9.10.13

Perseverancia


“¿Por qué no es este libro más famoso?”,  se preguntaba el escritor C. P. Snow en 1973, ocho años después de que se hubiese publicado Stoner, de John Williams[1]. Parece ser que, cuando Williams publicó Augustus, la popularidad avivó un poco el interés por aquella novela sobre un profesor corriente, pero hasta varios años después de su muerte no empezó a ocupar el sitio que corresponde a su extraordinaria calidad. En 2007, un crítico neoyorquino de campanillas dijo que era “una novela perfecta”; le secundó otro londinense, y poco después se fijó en ella Edicions 62. Para 2010, muy subrepticiamente, ya la había publicado Baile del sol en castellano, y va por la cuarta edición, con varias reimpresiones. Se conoce que también aquí lleva camino de ser una novela de culto.
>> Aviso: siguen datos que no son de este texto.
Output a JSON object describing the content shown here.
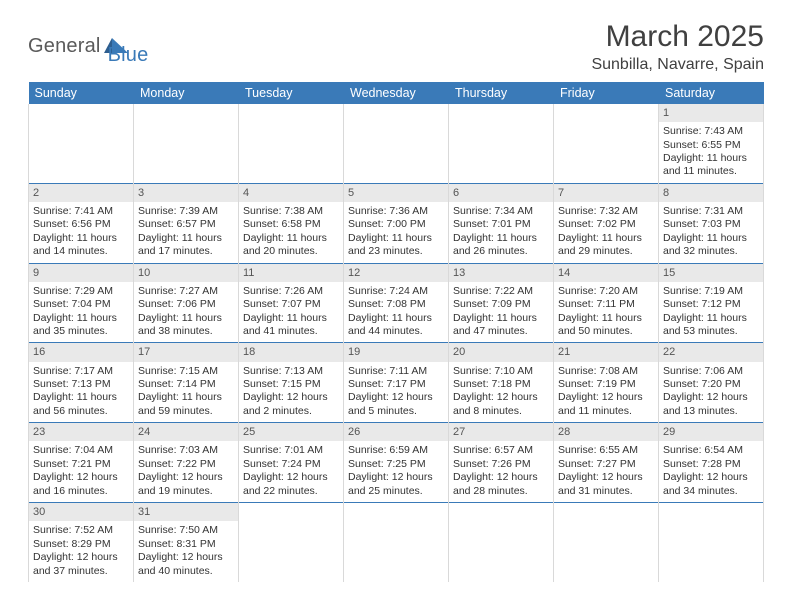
{
  "logo": {
    "text1": "General",
    "text2": "Blue"
  },
  "title": {
    "month": "March 2025",
    "location": "Sunbilla, Navarre, Spain"
  },
  "colors": {
    "header_bg": "#3a7ab8",
    "header_text": "#ffffff",
    "row_sep": "#3a7ab8",
    "col_sep": "#d9d9d9",
    "daynum_bg": "#e9e9e9",
    "body_text": "#333333",
    "logo_gray": "#5a5a5a",
    "logo_blue": "#3a7ab8"
  },
  "weekdays": [
    "Sunday",
    "Monday",
    "Tuesday",
    "Wednesday",
    "Thursday",
    "Friday",
    "Saturday"
  ],
  "first_day_of_week_index": 6,
  "days": {
    "1": {
      "sunrise": "7:43 AM",
      "sunset": "6:55 PM",
      "daylight": "11 hours and 11 minutes."
    },
    "2": {
      "sunrise": "7:41 AM",
      "sunset": "6:56 PM",
      "daylight": "11 hours and 14 minutes."
    },
    "3": {
      "sunrise": "7:39 AM",
      "sunset": "6:57 PM",
      "daylight": "11 hours and 17 minutes."
    },
    "4": {
      "sunrise": "7:38 AM",
      "sunset": "6:58 PM",
      "daylight": "11 hours and 20 minutes."
    },
    "5": {
      "sunrise": "7:36 AM",
      "sunset": "7:00 PM",
      "daylight": "11 hours and 23 minutes."
    },
    "6": {
      "sunrise": "7:34 AM",
      "sunset": "7:01 PM",
      "daylight": "11 hours and 26 minutes."
    },
    "7": {
      "sunrise": "7:32 AM",
      "sunset": "7:02 PM",
      "daylight": "11 hours and 29 minutes."
    },
    "8": {
      "sunrise": "7:31 AM",
      "sunset": "7:03 PM",
      "daylight": "11 hours and 32 minutes."
    },
    "9": {
      "sunrise": "7:29 AM",
      "sunset": "7:04 PM",
      "daylight": "11 hours and 35 minutes."
    },
    "10": {
      "sunrise": "7:27 AM",
      "sunset": "7:06 PM",
      "daylight": "11 hours and 38 minutes."
    },
    "11": {
      "sunrise": "7:26 AM",
      "sunset": "7:07 PM",
      "daylight": "11 hours and 41 minutes."
    },
    "12": {
      "sunrise": "7:24 AM",
      "sunset": "7:08 PM",
      "daylight": "11 hours and 44 minutes."
    },
    "13": {
      "sunrise": "7:22 AM",
      "sunset": "7:09 PM",
      "daylight": "11 hours and 47 minutes."
    },
    "14": {
      "sunrise": "7:20 AM",
      "sunset": "7:11 PM",
      "daylight": "11 hours and 50 minutes."
    },
    "15": {
      "sunrise": "7:19 AM",
      "sunset": "7:12 PM",
      "daylight": "11 hours and 53 minutes."
    },
    "16": {
      "sunrise": "7:17 AM",
      "sunset": "7:13 PM",
      "daylight": "11 hours and 56 minutes."
    },
    "17": {
      "sunrise": "7:15 AM",
      "sunset": "7:14 PM",
      "daylight": "11 hours and 59 minutes."
    },
    "18": {
      "sunrise": "7:13 AM",
      "sunset": "7:15 PM",
      "daylight": "12 hours and 2 minutes."
    },
    "19": {
      "sunrise": "7:11 AM",
      "sunset": "7:17 PM",
      "daylight": "12 hours and 5 minutes."
    },
    "20": {
      "sunrise": "7:10 AM",
      "sunset": "7:18 PM",
      "daylight": "12 hours and 8 minutes."
    },
    "21": {
      "sunrise": "7:08 AM",
      "sunset": "7:19 PM",
      "daylight": "12 hours and 11 minutes."
    },
    "22": {
      "sunrise": "7:06 AM",
      "sunset": "7:20 PM",
      "daylight": "12 hours and 13 minutes."
    },
    "23": {
      "sunrise": "7:04 AM",
      "sunset": "7:21 PM",
      "daylight": "12 hours and 16 minutes."
    },
    "24": {
      "sunrise": "7:03 AM",
      "sunset": "7:22 PM",
      "daylight": "12 hours and 19 minutes."
    },
    "25": {
      "sunrise": "7:01 AM",
      "sunset": "7:24 PM",
      "daylight": "12 hours and 22 minutes."
    },
    "26": {
      "sunrise": "6:59 AM",
      "sunset": "7:25 PM",
      "daylight": "12 hours and 25 minutes."
    },
    "27": {
      "sunrise": "6:57 AM",
      "sunset": "7:26 PM",
      "daylight": "12 hours and 28 minutes."
    },
    "28": {
      "sunrise": "6:55 AM",
      "sunset": "7:27 PM",
      "daylight": "12 hours and 31 minutes."
    },
    "29": {
      "sunrise": "6:54 AM",
      "sunset": "7:28 PM",
      "daylight": "12 hours and 34 minutes."
    },
    "30": {
      "sunrise": "7:52 AM",
      "sunset": "8:29 PM",
      "daylight": "12 hours and 37 minutes."
    },
    "31": {
      "sunrise": "7:50 AM",
      "sunset": "8:31 PM",
      "daylight": "12 hours and 40 minutes."
    }
  },
  "labels": {
    "sunrise": "Sunrise:",
    "sunset": "Sunset:",
    "daylight": "Daylight:"
  },
  "layout": {
    "total_days": 31,
    "columns": 7
  }
}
Stoner cuenta la vida de un profesor de literatura entre medieval y renacentista de la universidad de Misouri. Sus comienzos en una granja, de los que le quedarían las manos grandes, y eso que Flaubert llama algo así como las callosidades del carácter que tienen las gentes del campo. Su ingreso, muy suave, sin contratiempos, en el departamento de inglés, y su vida lejos de la gloria, metido en sus libros, fuera de los cuales, salvo que estuviera en clase, todo es un desastre. El matrimonio sin amor con una neurasténica, las pullas y putadas de los compañeros, el hedor a tabaco frío que solo se mitiga con el dulce aroma de los libros.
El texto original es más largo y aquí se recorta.